Dopo la conferenza COP26 di Glasgow, sono in molti a parlare di occasioni mancate e in generale è diffusa la convinzione che si sia persa l’opportunità di prendere una posizione decisiva in materia di interventi sul clima. Quasi nessuno ha giudicato l’esito della conferenza come un successo: mentre le fonti più ottimiste – che spesso sono vicine ai governi dei paesi partecipanti – sostengono che siano stati compiuti dei passi avanti verso il raggiungimento dell’obiettivo di contenere il riscaldamento globale entro 1,5° in più rispetto ai livelli pre-industriali, la maggior parte dei media non istituzionali sono scettici sul fatto che questo obiettivo possa essere raggiunto senza un serio impegno da parte di alcuni dei paesi che producono più emissioni. Nel frattempo, gli attivisti per il clima sono assolutamente pessimisti e hanno espresso la loro delusione per la conferenza nel suo complesso.

Cosa ha ottenuto la conferenza COP26
I paesi intervenuti hanno concordato di accelerare il processo di revisione e rafforzamento dei loro contributi determinati a livello nazionale (NDC) alla lotta contro il cambiamento climatico in una nuova conferenza l’anno prossimo, invece che in cinque anni, come stabilito originariamente dall’accordo di Parigi. La COP27 si terrà in Egitto. Uno dei punti principali della conferenza COP26 è stata la definizione di linee guida concrete per l’eliminazione graduale dell’uso del carbone, soprattutto da paesi come la Cina e l’India, le cui emissioni hanno un impatto significativo sul raggiungimento degli obiettivi globali di emissione. La maggior parte degli attivisti e un numero significativo di partecipanti sono rimasti delusi dal fatto che anche l’espressione “phasing out” (dismissione) non sia entrata nell’accordo finale, e sia stata sostituita da un più blando e meno convincente “phasing down” (riduzione). I paesi hanno anche accettato di eliminare i sussidi “inefficienti” per i combustibili fossili: un’altra espressione che gli attivisti temono possa lasciare spazio alla creazione di clausole che finiranno per rendere l’intero accordo inefficace.
L’obiettivo di 1,5°
Il cosiddetto “obiettivo 1,5°” è stato il punto focale di molti dibattiti alla conferenza COP26, con un focus specifico sui paesi in via di sviluppo, che sono spesso lasciati soli ad affrontare le conseguenze più pesanti di una crisi che non hanno creato. Per i piccoli Stati insulari e le loro comunità, come le Barbados, non riuscire a raggiungere tale obiettivo sarebbe una condanna a morte, poiché il rapido aumento del livello degli oceani li sommergerebbe interamente, costringendo l’intera popolazione a spostarsi. Ciò che la conferenza di Glasgow non è riuscita a fare, secondo la maggior parte dei gruppi di attivisti per il clima, è prendere misure adeguate per proteggere le comunità indigenti dagli effetti devastanti che il cambiamento climatico sta già avendo sui loro mezzi di sussistenza.

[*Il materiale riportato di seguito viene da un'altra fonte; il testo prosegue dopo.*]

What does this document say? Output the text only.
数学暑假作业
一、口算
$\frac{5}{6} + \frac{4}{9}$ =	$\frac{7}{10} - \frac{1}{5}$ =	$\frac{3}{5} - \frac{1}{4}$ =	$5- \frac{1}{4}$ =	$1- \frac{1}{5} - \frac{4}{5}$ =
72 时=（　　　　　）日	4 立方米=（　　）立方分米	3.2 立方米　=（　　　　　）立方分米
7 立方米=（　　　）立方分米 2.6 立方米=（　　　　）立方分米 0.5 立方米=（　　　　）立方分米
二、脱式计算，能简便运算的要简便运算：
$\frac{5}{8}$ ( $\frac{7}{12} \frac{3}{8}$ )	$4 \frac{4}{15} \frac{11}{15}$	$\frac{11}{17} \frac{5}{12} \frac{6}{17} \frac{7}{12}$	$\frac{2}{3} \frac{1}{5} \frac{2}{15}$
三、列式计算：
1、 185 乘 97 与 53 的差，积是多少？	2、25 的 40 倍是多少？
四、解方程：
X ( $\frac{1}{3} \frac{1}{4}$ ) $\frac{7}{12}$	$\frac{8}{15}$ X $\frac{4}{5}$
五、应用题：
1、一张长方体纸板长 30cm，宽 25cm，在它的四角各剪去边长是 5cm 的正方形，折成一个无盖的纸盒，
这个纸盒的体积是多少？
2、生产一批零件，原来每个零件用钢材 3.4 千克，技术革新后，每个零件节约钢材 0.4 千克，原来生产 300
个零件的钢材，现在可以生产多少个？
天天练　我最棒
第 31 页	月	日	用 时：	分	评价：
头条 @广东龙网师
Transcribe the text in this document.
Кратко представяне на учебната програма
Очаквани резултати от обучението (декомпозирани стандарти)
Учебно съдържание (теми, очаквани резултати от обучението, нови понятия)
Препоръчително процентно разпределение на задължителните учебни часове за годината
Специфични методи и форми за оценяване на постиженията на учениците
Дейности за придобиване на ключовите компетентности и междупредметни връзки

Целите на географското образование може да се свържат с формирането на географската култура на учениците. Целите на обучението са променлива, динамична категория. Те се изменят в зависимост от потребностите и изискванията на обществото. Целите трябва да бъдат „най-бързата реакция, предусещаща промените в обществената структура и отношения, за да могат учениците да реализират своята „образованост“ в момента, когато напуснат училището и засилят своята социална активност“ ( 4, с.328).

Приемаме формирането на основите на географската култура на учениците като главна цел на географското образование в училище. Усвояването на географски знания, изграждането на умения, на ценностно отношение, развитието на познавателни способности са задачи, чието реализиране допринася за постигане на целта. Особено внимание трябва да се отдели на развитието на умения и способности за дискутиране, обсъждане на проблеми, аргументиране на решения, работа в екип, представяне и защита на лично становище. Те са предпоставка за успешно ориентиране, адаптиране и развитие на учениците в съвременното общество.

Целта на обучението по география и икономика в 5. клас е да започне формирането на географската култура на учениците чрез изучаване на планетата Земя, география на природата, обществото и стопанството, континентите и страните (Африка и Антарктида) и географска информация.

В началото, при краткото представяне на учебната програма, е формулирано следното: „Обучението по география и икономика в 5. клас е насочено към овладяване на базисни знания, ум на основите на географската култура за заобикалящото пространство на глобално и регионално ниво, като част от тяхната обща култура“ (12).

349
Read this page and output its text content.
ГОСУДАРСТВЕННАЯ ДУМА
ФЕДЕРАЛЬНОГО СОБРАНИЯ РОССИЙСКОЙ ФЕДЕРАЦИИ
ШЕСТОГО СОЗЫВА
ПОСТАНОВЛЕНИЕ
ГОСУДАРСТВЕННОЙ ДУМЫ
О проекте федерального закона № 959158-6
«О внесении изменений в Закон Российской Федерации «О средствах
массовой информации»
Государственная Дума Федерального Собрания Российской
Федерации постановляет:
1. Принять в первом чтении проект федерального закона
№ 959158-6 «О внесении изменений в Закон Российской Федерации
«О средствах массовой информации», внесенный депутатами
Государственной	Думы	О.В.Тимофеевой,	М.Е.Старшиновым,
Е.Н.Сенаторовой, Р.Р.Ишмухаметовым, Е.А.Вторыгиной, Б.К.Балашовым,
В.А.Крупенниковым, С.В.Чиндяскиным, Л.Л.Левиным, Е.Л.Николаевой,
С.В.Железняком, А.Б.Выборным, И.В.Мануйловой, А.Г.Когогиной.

Gli aspetti positivi della conferenza COP26
Nonostante la delusione generalizzata, la conferenza ha raggiunto alcuni obiettivi promettenti. Oltre al mantenimento dell’obiettivo di 1.5°, c’è stata la forte enfasi posta sull’importanza di mantenere vivi gli ecosistemi naturali, in quanto essi preservano la biodiversità e mitigano le conseguenze dei fenomeni meteorologici estremi che sono provocati dal cambiamento climatico. Questo ha portato all’impegno di porre fine alla deforestazione entro il 2030. La conferenza si è conclusa anche con la promessa da parte delle principali economie mondiali di erogare 100 miliardi di dollari all’anno, per un periodo di cinque anni, per aiutare i Paesi in via di sviluppo a far fronte ai danni legati al clima.